Trindade Island is so remote that when Captain Robert Falcon Scott’s ill-fated Terra Nova Antarctic expedition put ashore in 1910, only a few were known to have visited before: Scott himself in 1901 in the Discovery; the astronomer Edmond Halley who allegedly populated the island with “Goats and Hoggs”; Sir James Ross on his way to Antarctica in 1839; and E. F. Knight with a party of Newcastle miners who were in search of buried treasure left by Captain Kidd (1). Rather than treasure, Scott’s expedition found the island infested with land crabs. Of these Henry Bowers wrote:
“One big fellow left his place in the circle and waddled up to my feet and examined my boots. First with one claw and then with the other he took a taste of my boot. He went away obviously disgusted: one could almost see him shake his head.”

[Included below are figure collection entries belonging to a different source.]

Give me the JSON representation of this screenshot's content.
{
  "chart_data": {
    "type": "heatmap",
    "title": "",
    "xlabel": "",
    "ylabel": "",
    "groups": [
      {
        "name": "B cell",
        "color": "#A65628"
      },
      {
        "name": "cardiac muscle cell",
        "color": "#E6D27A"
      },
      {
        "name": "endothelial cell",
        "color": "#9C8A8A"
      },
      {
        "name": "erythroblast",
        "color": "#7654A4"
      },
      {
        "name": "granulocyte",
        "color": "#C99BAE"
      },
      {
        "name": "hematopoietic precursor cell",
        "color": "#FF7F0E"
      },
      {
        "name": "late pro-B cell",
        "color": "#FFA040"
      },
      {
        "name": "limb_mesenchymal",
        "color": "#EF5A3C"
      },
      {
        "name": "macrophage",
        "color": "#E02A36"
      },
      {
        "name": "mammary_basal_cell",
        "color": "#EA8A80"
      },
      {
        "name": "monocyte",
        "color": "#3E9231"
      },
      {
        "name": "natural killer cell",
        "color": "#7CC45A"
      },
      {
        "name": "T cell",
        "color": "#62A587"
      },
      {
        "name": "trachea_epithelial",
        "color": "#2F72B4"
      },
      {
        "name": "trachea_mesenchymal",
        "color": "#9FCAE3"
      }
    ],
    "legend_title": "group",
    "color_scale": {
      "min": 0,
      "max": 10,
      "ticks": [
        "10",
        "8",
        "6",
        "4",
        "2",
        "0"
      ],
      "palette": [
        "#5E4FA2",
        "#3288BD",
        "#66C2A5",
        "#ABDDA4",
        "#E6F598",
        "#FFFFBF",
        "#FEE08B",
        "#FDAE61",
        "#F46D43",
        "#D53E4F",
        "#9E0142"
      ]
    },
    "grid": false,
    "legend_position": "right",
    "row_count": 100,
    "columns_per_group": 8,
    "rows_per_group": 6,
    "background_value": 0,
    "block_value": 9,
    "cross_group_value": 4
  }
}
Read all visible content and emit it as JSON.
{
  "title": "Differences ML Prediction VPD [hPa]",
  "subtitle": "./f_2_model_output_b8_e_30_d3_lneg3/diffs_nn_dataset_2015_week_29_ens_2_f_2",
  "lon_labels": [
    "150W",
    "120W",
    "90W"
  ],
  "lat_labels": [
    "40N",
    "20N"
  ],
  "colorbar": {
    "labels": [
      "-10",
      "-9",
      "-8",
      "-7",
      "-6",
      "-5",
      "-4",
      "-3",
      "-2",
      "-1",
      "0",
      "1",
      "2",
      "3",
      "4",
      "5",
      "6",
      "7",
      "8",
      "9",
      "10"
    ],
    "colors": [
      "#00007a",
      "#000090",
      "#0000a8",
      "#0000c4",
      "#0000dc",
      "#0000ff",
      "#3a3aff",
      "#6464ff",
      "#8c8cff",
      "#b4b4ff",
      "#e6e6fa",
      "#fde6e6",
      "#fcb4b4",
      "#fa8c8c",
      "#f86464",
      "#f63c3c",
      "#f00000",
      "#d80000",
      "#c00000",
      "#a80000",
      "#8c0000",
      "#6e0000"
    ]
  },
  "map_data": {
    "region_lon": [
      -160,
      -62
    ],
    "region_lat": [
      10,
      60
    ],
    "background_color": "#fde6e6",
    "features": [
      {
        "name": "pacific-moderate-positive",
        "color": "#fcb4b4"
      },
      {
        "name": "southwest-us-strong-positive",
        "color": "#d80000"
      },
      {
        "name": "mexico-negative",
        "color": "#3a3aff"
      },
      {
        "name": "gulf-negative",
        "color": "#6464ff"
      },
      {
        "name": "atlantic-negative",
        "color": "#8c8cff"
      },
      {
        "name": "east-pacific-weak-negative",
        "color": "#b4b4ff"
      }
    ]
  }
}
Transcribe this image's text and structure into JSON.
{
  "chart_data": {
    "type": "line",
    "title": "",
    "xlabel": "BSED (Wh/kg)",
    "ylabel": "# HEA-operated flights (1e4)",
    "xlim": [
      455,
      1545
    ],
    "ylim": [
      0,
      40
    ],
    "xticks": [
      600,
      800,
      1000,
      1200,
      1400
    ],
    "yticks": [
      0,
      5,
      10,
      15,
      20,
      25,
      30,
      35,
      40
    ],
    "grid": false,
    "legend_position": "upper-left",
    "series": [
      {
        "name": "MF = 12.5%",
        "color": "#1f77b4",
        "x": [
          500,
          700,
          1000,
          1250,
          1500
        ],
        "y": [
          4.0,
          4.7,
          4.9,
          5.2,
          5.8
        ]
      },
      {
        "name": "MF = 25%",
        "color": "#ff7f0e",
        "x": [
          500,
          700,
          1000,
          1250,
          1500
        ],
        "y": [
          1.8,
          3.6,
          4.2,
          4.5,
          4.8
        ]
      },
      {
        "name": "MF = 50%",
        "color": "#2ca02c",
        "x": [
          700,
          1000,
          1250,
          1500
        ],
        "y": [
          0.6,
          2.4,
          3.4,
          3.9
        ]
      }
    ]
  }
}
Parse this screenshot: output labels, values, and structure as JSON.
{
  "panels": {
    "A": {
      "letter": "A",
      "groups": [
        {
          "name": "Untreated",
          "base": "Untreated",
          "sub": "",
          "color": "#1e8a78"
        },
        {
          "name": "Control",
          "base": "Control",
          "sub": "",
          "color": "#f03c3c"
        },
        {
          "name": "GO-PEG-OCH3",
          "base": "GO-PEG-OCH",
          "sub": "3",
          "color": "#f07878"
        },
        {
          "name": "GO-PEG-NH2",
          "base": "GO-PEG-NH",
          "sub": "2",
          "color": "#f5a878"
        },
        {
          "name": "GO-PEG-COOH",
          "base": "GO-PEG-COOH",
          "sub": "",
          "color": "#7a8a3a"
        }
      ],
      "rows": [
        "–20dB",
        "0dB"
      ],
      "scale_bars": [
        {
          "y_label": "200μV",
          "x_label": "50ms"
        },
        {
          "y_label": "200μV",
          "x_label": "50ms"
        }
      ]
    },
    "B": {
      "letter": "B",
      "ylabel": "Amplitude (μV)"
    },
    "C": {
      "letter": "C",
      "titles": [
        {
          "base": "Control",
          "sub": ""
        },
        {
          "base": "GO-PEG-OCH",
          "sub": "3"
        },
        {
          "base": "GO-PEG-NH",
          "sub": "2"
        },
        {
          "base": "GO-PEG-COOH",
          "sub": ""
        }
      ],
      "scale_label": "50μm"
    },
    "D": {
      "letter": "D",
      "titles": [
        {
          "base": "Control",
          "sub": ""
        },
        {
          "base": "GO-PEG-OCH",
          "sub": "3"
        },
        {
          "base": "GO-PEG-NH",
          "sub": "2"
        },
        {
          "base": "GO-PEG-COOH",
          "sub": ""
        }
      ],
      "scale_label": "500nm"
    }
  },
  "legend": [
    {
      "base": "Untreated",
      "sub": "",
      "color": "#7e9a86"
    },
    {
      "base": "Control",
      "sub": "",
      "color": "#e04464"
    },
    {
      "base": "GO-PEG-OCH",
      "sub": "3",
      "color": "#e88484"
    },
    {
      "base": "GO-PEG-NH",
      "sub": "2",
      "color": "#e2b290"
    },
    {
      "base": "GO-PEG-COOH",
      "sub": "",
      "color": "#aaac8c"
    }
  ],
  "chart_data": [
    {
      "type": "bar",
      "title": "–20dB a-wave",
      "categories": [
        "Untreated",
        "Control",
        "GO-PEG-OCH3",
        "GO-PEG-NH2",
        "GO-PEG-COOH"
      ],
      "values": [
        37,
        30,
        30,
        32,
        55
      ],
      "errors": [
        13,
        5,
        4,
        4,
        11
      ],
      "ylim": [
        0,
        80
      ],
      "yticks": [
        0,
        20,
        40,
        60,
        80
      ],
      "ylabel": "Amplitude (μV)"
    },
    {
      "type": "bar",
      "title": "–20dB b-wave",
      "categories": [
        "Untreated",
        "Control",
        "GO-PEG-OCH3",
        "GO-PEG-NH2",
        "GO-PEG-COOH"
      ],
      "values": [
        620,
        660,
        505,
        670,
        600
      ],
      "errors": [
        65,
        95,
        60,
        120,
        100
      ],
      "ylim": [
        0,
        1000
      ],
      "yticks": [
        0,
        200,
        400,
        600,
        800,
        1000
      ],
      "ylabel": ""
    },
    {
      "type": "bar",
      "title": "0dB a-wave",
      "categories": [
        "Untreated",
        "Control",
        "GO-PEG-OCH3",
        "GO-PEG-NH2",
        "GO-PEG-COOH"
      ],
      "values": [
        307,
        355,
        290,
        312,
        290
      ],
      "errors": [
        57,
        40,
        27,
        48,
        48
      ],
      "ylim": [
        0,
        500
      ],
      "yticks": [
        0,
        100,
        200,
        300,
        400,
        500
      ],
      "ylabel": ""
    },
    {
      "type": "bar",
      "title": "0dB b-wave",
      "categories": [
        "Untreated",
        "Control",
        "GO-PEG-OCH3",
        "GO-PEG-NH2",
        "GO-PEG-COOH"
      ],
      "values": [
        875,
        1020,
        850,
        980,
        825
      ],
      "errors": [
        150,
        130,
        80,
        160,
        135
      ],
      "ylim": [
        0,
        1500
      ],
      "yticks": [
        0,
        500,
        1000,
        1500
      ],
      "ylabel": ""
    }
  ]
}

But now, this uninhabited volcanic island is infested with something else – plastiglomerates. These are rocks which have become mixed with plastic as fishing nets wash ashore and melt from the heat – forcing geologists to rethink the three standard classifications of rock: igneous, sedimentary, and metamorphic. You may already be familiar with the Great Pacific Garbage Patch where a gyre of plastic waste slowly rotates in an area covering 7.7 million square miles. Or you may have heard of the 5-tons of debris which washes up annually at Midway Atoll smack in the middle of the Pacific. Birds are dying on the atoll from ingesting plastic. Where does it all come from? It is estimated that “80 percent of plastic in the ocean” is from land-based sources.
Sacramento contributes to this whirling vortex of plastics via its creeks and rivers. Already this year, one volunteer group, River City Waterway Alliance, in coordination with Sacramento County Regional Parks, has pulled 269,000 pounds of trash from the American River, and Arcade and Steelhead Creeks. Most recently 15,000 pounds of trash were pulled from behind Governor Newsom’s home along the American River with help from American River Lost & Found and Elk Grove Anti-Trash Community Cleanups.
The problem starts here with our complacent attitude towards trash. But the solution also starts here.

That pile of trash behind the Governor’s House
Trash near Steelhead Creek
1) Apsley Cherry-Garrard, The Worst Journey in the World.